Progress towards greater wellbeing isn’t a simple matter of pushing the innovation button of course, because technological innovations don’t exist in a little bubble. Technology, society and the environment together form a complex system, in which it’s inherently hard to predict the long term consequences of an innovation. Unexpected limits appear, because if you develop something that’s attractive, all too often so many people will be attracted to it that it’s no longer attractive.
For example, in the mid 1930s those that could afford a car had the freedom of a largely empty road. It was assumed that investment and innovation would allow all to share the benefits, but 80 years later, although we have more roads we have so many cars on the road that average daytime traffic speeds in central London are just 9mph. In rush hour Cambridge congestion is even worse, so its unsurprising that 30% of working residents cycle to work.
Innovations also often get used for unexpected purposes, or have unexpected side effects. For example, the internet is a powerful tool for human wellbeing, but congestion is beginning to be a problem. In part this is because reaching the fundamental physical limits of the amount of data that can be pushed down the existing optical fibre links. Laying more cable and technological innovation will undoubtedly continue to increase capacity, but costs are increasing and technology is probably in an unwinnable race with the growth in online media consumption. All those cat videos, social media updates and porn are clogging the net. One recent study suggested that porn accounted for 30% of internet traffic, which is hardly the progress Tim Berners Lee had in mind when he generously refused to patent his hypertext idea, in order to create a world wide web for all to use.
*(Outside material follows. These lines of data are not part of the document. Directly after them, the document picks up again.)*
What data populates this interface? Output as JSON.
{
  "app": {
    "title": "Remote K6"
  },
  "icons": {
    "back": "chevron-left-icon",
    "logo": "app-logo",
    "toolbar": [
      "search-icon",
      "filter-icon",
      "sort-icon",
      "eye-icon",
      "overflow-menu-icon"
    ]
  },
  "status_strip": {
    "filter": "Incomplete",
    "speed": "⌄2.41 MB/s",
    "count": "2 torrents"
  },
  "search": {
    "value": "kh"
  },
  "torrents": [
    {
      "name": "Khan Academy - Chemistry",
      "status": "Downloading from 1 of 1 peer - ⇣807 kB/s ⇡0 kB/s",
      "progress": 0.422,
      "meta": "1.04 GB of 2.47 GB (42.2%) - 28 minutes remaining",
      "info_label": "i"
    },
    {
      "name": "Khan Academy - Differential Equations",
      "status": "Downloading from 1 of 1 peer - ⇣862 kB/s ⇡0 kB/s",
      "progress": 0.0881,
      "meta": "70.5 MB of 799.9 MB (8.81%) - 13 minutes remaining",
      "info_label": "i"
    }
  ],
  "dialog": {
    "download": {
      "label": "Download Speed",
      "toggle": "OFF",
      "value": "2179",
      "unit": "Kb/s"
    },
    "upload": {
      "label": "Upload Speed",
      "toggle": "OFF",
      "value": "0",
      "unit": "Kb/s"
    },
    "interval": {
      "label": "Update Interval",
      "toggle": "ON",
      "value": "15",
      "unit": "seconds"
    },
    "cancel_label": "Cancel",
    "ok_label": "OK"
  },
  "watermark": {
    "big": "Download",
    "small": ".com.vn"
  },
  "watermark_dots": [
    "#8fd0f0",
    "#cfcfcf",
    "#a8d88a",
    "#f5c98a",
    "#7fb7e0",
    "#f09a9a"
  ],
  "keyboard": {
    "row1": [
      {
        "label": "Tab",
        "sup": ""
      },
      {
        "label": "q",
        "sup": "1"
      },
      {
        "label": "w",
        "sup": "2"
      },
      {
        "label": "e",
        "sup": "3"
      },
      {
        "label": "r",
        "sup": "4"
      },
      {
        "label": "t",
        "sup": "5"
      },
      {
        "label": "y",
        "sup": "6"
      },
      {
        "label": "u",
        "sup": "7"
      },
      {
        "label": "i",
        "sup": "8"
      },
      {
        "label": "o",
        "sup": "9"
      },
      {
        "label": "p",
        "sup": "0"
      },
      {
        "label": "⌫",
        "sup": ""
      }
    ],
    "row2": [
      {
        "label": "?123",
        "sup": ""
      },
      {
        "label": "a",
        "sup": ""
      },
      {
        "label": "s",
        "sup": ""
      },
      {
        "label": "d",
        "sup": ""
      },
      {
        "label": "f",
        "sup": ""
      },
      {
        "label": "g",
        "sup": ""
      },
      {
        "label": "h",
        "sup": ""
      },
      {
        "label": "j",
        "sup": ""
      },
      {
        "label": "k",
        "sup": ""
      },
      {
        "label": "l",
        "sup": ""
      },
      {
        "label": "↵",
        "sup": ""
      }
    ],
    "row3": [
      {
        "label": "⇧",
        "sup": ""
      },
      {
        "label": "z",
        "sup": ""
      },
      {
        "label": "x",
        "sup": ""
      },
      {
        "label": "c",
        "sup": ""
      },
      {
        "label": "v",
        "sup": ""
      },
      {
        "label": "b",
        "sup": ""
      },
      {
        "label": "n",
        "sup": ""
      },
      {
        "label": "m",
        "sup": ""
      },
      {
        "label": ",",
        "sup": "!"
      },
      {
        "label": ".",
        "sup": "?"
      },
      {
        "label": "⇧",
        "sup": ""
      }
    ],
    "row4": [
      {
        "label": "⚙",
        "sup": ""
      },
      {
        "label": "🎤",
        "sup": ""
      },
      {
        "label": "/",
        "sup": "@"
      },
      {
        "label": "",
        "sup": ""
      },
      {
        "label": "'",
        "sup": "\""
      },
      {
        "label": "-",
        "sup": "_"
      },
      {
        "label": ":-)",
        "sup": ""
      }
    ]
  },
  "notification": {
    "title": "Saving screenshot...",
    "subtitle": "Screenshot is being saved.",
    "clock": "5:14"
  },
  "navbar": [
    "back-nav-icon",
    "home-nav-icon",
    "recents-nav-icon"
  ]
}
All too often today, developments are so short term, with such little attention paid to sustainability that they don’t last, and hence are very ineffective ways of contributing towards greater wellbeing. For example the Grafton Centre was built just 30 years ago but is already looking tired and due for major refurbishment. If it lasts another 20 years, it will be doing well.
In contrast the construction of Ely Cathedral began in the 11th century, and it survives because, by luck or judgement, it respected the limits of what could be built with stone and wood. Cathedral builders thought about sustainability because they wanted their works to endure. I’ve been told that 500 years ago Kings College planted an oak woodland so that they would have mature oak trees available when the timbers of the Chapel roof needed to be replaced. That’s long term thinking for you.
Innovation can create wellbeing, but the key question of course is “Wellbeing for whom?” Any change will inevitably benefit or harm some more than others. For example, our cheap, safe and appetising food may come at the expense of farm workers in developing countries being poisoned by pesticides. Taxing sugary drinks would help reduce obesity, promote wellbeing and ease the pressure on NHS budgets, but would slightly reduce the drinks manufacturers’ profits. Addressing climate change is never simply going to be a scientific or technological issue, because of the choices that have to be made about who benefits, who suffers and who pays.
Resolving these questions is a matter of power and politics, which is why I’m pleased that the environmentalists are starting to engage with innovation. Business may find environmentalists annoying, and environmentalists certainly won’t have all the answers any more than technology innovators will, but their input will help stimulate better solutions.
This will help us all make the world a genuinely better place.